There are plans for a new API call that will allow approximation of transaction timestamps using the DAA score. This is planned for after the initial release of the Rusty Kaspa.

Wallets

TODO

Addresses

Address derivations

KDX/Kaspanet Web Wallet uses m/44'/972/0' derivation path (with 12 word seed phrases)

The Core Golang cli wallet and Kaspium uses m/44'/111111'/0' (with 24 word seed phrases)

972 and 111111 are coin types (they are different for historical reasons)

IMPORTANT: KDX wallets are not BIP-32 compatible, so KDX derivation path is supported but is considered deprecated.

UTXO Sets

UtxoSet class is provided by the WASM framework and offers an efficient ordered storage of any UTXO set.

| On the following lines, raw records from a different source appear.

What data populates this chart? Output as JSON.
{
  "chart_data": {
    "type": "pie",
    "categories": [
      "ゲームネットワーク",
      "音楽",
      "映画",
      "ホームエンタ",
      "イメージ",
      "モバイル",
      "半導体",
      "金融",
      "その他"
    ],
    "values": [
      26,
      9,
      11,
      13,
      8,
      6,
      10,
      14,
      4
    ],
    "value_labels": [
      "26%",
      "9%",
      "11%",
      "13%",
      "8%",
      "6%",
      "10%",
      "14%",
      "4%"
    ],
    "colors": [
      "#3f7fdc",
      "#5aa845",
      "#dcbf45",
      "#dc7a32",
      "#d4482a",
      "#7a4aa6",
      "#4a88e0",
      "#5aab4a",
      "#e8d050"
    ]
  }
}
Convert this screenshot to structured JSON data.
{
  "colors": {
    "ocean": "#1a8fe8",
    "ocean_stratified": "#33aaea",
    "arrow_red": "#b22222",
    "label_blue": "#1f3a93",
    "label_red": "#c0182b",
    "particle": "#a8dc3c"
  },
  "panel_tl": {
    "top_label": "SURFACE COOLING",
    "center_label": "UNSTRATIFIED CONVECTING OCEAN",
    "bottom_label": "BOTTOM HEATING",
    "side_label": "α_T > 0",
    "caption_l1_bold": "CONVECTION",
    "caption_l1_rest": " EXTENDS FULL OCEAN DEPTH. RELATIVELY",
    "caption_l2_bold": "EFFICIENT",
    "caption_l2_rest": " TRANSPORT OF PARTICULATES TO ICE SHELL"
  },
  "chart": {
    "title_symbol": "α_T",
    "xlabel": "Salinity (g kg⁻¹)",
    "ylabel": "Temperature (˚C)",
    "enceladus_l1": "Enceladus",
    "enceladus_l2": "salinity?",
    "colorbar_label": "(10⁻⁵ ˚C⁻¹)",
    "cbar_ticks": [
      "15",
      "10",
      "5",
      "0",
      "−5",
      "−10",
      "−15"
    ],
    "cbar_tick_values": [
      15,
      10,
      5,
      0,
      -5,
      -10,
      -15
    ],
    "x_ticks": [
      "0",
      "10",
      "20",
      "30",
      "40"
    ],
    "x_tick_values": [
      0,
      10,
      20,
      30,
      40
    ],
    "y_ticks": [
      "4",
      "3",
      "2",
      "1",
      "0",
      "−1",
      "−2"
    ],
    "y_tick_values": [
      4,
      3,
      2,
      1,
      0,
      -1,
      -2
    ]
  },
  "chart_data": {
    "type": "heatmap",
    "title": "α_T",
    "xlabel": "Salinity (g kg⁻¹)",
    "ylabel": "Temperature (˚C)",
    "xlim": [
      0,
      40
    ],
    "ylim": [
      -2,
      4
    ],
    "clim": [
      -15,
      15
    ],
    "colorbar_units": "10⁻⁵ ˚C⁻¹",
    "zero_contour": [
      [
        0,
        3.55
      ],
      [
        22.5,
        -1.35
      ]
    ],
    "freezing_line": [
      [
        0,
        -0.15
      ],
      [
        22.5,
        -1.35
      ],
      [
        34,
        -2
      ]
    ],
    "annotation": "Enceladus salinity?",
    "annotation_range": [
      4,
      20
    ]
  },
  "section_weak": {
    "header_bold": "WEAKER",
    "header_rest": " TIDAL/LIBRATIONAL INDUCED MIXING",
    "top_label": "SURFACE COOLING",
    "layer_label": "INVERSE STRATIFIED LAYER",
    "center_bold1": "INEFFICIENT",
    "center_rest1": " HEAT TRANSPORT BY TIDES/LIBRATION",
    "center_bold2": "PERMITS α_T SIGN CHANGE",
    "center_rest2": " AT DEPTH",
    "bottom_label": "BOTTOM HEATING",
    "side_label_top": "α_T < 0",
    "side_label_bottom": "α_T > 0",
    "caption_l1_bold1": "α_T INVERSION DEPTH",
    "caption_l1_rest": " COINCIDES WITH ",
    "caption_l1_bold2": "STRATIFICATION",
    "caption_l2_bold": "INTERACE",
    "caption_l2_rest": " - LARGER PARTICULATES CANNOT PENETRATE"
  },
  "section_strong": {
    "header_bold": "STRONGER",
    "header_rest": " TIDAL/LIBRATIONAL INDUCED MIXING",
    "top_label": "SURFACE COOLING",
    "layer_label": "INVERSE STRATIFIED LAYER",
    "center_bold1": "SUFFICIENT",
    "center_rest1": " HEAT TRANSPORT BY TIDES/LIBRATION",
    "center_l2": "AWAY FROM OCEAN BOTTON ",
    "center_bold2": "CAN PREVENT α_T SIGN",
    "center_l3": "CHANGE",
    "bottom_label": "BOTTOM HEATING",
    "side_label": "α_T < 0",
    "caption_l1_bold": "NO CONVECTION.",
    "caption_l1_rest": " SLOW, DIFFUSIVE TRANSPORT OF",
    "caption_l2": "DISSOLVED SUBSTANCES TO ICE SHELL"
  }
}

This class can be helpful when representing a wallet that may have transactions from different sets of addresses.

Contributing

This mdbook for Kaspa is available at https://github.com/aspectron/kaspa-mdbook/.

If you would like to contribute to the content:

cargo install mdbook
git clone https://github.com/aspectron/kaspa-mdbook
cd kaspa-mdbook
mdbook serve

Once started, you can navigate to http://localhost:3000

For Visual Studio Code, in the command palette, you can search for Simple Browser. This will allow for the book preview while it is being edited.

mdbook works like a wiki - it scans for links and creates corresponding markdown files if missing. To create new pages, just create links to destination files.

When you've made changes, please PR!